RépondreSupprimerEffectivement le terme d’homéopathie employé ici me semble curieux. Je l’ai toutefois conservé parce que c’est le mot utilisé par LV (P.29). Cela permet d’en discuter. Je pense qu’il a voulu parler de similitude d’aspect ou de forme (il emploie souvent le terme de morpho-logique à propos de la culture chinoise) mais ce n’est pas, je suis d’accord, le sens d’homéopathie. Si je fais une conférence je ne conserverai pas ce terme.
RépondreSupprimerUn autre point qui me trouble est le suivant. LV : « Entre les innombrables formes qu’a pu prendre, dans toutes les cultures, la façon dont les hommes se sont imaginé qu’ils pouvaient prédire l’avenir, celle qui s’est le plus répandue chez les chasseurs et éleveurs des steppes de l’Eurasie est l’ostéomancie, c’est-à-dire la divination sur os ».
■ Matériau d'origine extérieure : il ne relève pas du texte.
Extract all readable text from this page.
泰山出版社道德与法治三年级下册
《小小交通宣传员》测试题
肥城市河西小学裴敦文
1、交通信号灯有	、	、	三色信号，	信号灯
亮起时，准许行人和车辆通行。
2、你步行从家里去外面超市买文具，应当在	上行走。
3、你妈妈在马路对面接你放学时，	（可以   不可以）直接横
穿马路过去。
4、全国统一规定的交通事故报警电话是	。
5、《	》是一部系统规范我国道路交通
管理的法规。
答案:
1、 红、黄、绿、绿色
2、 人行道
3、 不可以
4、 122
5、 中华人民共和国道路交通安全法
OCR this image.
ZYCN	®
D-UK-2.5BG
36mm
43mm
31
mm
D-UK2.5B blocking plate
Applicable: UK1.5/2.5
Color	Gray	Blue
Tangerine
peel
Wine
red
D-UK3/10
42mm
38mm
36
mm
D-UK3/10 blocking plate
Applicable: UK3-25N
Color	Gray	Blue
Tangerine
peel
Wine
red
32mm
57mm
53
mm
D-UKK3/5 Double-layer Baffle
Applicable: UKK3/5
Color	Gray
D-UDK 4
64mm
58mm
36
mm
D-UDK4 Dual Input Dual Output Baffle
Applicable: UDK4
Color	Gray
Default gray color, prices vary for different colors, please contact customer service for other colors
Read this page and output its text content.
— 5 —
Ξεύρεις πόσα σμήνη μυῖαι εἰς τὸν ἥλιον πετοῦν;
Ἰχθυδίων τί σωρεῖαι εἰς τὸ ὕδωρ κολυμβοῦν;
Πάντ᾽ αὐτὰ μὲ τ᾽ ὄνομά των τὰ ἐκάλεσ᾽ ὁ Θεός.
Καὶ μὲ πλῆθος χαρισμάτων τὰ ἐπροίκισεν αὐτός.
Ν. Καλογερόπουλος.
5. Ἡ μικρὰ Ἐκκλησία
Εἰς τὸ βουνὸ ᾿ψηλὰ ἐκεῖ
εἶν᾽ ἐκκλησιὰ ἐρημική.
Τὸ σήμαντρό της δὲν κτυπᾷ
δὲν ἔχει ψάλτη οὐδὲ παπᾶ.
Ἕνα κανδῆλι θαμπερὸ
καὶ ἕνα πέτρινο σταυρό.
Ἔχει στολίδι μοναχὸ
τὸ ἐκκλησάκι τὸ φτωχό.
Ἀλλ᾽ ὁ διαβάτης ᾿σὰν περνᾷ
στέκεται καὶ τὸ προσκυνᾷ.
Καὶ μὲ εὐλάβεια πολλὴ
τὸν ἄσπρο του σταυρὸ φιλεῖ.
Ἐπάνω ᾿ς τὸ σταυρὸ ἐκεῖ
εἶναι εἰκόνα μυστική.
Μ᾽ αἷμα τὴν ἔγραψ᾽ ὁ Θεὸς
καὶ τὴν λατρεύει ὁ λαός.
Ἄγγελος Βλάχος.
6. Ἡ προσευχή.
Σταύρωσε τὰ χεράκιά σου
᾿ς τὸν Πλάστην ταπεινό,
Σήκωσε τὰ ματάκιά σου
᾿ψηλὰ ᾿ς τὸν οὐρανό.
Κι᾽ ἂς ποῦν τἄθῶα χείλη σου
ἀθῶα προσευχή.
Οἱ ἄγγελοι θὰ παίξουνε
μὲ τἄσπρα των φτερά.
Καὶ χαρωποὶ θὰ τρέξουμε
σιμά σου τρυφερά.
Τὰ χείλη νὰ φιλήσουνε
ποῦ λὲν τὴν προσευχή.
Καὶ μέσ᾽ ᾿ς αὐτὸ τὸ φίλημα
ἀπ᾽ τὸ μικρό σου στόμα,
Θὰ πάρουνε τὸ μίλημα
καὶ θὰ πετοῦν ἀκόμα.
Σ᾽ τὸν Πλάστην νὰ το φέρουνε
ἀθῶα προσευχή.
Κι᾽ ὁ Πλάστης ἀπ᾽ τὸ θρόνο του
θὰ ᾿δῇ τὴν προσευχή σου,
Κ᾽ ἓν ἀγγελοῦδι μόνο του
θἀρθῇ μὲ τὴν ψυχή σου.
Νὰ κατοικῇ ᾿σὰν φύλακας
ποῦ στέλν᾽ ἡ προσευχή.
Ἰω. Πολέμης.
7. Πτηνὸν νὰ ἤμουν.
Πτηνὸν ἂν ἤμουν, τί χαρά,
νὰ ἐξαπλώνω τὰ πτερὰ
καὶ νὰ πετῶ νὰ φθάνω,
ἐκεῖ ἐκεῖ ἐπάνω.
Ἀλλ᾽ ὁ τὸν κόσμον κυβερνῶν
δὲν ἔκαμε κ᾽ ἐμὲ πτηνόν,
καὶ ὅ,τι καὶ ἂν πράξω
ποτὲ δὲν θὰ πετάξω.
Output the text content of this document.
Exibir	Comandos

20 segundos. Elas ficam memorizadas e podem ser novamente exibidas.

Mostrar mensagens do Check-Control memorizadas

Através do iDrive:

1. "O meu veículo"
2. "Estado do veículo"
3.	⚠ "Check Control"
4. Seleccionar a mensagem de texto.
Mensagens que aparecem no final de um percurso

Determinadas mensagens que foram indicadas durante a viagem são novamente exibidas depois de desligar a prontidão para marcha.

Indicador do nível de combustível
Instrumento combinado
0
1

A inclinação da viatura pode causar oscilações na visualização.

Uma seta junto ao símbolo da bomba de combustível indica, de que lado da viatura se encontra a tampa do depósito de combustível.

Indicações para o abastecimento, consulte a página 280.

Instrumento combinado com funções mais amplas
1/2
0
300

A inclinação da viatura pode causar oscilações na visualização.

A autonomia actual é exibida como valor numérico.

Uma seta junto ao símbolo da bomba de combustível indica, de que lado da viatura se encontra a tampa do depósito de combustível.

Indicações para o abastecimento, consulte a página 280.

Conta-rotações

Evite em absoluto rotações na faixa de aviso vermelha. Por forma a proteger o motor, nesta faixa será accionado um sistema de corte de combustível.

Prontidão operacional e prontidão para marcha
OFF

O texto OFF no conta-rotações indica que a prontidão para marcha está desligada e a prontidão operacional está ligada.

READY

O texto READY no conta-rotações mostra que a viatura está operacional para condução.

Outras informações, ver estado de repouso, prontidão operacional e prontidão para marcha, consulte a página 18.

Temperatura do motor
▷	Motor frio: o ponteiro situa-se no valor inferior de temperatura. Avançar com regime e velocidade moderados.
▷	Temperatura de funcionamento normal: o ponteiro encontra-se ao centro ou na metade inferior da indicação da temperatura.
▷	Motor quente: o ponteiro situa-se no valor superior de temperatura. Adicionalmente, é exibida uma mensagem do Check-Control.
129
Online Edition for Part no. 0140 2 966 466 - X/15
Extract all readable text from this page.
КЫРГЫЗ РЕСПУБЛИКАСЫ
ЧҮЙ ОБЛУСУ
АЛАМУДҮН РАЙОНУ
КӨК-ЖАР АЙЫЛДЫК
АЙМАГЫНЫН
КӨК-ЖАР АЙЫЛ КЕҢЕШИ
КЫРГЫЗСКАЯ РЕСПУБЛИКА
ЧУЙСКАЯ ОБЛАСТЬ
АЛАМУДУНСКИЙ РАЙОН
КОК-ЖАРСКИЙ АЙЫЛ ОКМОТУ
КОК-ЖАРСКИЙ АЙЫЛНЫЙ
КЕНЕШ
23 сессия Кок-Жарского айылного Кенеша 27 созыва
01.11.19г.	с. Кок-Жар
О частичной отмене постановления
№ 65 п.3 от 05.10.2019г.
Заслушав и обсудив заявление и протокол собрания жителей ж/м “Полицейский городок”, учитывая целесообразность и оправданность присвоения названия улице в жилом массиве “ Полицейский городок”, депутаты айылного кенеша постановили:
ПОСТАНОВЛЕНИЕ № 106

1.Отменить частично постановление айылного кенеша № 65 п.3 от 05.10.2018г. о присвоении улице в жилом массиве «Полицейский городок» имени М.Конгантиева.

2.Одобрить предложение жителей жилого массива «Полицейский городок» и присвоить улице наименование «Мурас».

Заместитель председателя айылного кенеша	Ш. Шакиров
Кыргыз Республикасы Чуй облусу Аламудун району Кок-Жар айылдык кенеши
Or, les chasseurs et éleveurs des steppes ce sont les « barbares » pour les Chinois. La culture chinoise s’étant développée, à ma connaissance, dans une civilisation agricole située dans le bassin inférieur et moyen du Fleuve Jaune. J’ai un peu de mal à faire le lien entre les deux. Il faudrait creuser la protohistoire chinoise et les liens entre les premières dynasties (Xia et Shang) et les chasseurs et éleveurs des steppes. Je regrette ici un manque de vulgarisation de la part de LV.
A noter que LV est, pour Anne Cheng une référence pour traiter de la divination chinoise, de la rationalité divinatoire chinoise. Elle cite souvent l’ouvrage de LV « La voie royale, Wangdao ». Les « deux raisons de la pensée chinoise » n’était pas paru lorsqu’elle a écrit son « Histoire de la pensée chinoise ».
Il faudrait pouvoir échanger avec LV.